According to a 2017 report by the Harvard Graduate School of Education’s “Making Caring Common Project,” despite increased opportunity and gains in equality for American women, the cultural climate for young girls is potentially more difficult than ever and may be getting worse instead of better. If the story of the THOT Patrol tells us anything at all, it’s that young women in our society are the casualties of a cultural epidemic of young men who believe, even in their early teenage years, that women’s bodies and appearances are acceptable fodder for their public critique and comment. This phenomenon has persisted across generations, and will persist for generations to come, unless and until we start to take a long hard look at the ways in which we socialize our sons.
As the mother of a daughter and two sons myself, I understand the difficulties that raising healthy, happy and whole children presents, regardless of gender. I understand that all of my children will surely falter and make mistakes I’ll wish they hadn’t made, but the mistakes of my sons cannot be allowed to come at the expense of my daughter—or anyone else’s daughter.
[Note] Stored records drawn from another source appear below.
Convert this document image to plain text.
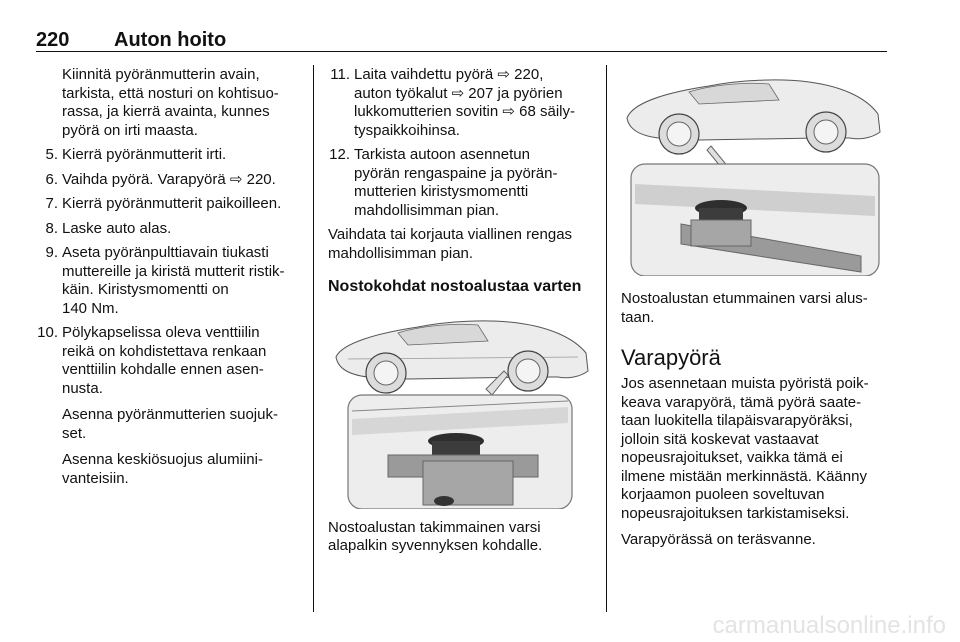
220 Auton hoito

Kiinnitä pyöränmutterin avain,

tarkista, että nosturi on kohtisuo-

rassa, ja kierrä avainta, kunnes

pyörä on irti maasta.

5. Kierrä pyöränmutterit irti.

6. Vaihda pyörä. Varapyörä ⇨ 220.

7. Kierrä pyöränmutterit paikoilleen.

8. Laske auto alas.

9. Aseta pyöränpulttiavain tiukasti

muttereille ja kiristä mutterit ristik-

käin. Kiristysmomentti on

140 Nm.

10. Pölykapselissa oleva venttiilin

reikä on kohdistettava renkaan

venttiilin kohdalle ennen asen-

nusta.

Asenna pyöränmutterien suojuk-

set.

Asenna keskiösuojus alumiini-

vanteisiin.

11. Laita vaihdettu pyörä ⇨ 220,

auton työkalut ⇨ 207 ja pyörien

lukkomutterien sovitin ⇨ 68 säily-

tyspaikkoihinsa.

12. Tarkista autoon asennetun

pyörän rengaspaine ja pyörän-

mutterien kiristysmomentti

mahdollisimman pian.

Vaihdata tai korjauta viallinen rengas

mahdollisimman pian.

Nostokohdat nostoalustaa varten

Nostoalustan takimmainen varsi

alapalkin syvennyksen kohdalle.

Nostoalustan etummainen varsi alus-

taan.

Varapyörä

Jos asennetaan muista pyöristä poik-

keava varapyörä, tämä pyörä saate-

taan luokitella tilapäisvarapyöräksi,

jolloin sitä koskevat vastaavat

nopeusrajoitukset, vaikka tämä ei

ilmene mistään merkinnästä. Käänny

korjaamon puoleen soveltuvan

nopeusrajoituksen tarkistamiseksi.

Varapyörässä on teräsvanne.

carmanualsonline.info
My niece will not be the last girl whose sense of self gets chipped away by a boy at school—but we could all take this opportunity to finally decide to do something about it. We must teach our sons that girls are not objects whose quality and worth they may casually and callously assess, but that they are human beings, intellectual peers and equals in every respect. The cult of masculinity in American culture and society can no longer be allowed to thrive on the pervasive objectification of women and girls.
Enough is enough. The experiences of young women being scrutinized and picked apart until the fragile fabric of who they are slowly and systematically erodes cannot continue. We owe it to our daughters and our sons to do better.